Legend printed on inside cover of card mount:-
Old Cheshire Inns No 1. The Inn is situated four miles from Macclesfield on the western edge of the Pennines overlooking the Cheshire Plain and has been a fully licenced house since the early part of the seventeenth century. For many years the Inn was affectionately known, by both locals and visitors alike, as 'Tom Steeles'. Tom being the renowned one-armed character who was licensee for over fifty two years.

Size:
Card mount:
cm deep by cm wide

silk:
11.4cm high by 17.9cm wide

 
Technical Details supplied by Lewis Cowen:
First Sketch:       Mr Cyril Holland
Design Draft:Mr Cyril Holland
Card Cutter:Mr William Stubbs
Weavers:Mrs Hilda Mathers
Mr Charles Broadhead
Design No:Z.16901
Comments:

by Lewis Cowen:
In 1964 and 1965 no pictures were available but 1966 saw the production of the first of three woven pictures depicting Cheshire Inns.

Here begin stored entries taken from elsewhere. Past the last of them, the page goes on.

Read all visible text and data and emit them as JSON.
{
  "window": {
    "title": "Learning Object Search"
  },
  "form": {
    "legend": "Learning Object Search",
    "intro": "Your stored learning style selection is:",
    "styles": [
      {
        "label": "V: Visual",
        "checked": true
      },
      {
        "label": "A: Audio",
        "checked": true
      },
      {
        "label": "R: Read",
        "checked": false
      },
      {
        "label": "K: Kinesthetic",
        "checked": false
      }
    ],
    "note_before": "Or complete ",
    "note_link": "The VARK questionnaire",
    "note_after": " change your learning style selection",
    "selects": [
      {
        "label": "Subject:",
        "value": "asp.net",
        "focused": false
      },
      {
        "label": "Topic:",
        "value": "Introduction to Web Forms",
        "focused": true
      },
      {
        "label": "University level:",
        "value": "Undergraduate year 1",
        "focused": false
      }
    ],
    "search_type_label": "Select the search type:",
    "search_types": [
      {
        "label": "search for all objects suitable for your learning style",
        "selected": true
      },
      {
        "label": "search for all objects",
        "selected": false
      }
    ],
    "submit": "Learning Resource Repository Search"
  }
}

THE HANGING GATE is situated at the old entrance to the Greenway Stone - the hanging place many years ago for poachers and other miscreants. Its name is derived from the Scandinavian word 'GATA', meaning entrance. In 1902 Tommy Steele bought the Inn and two fields from Charles Hadfield, a Macclesfield chemist, for £1,850. He was the landlord until he died in 1952 aged 77. He was a man who lived a somewhat solitary life, but despite having lost an arm in an accident with his gun some years previously, was quite capable of running this lonely Inn.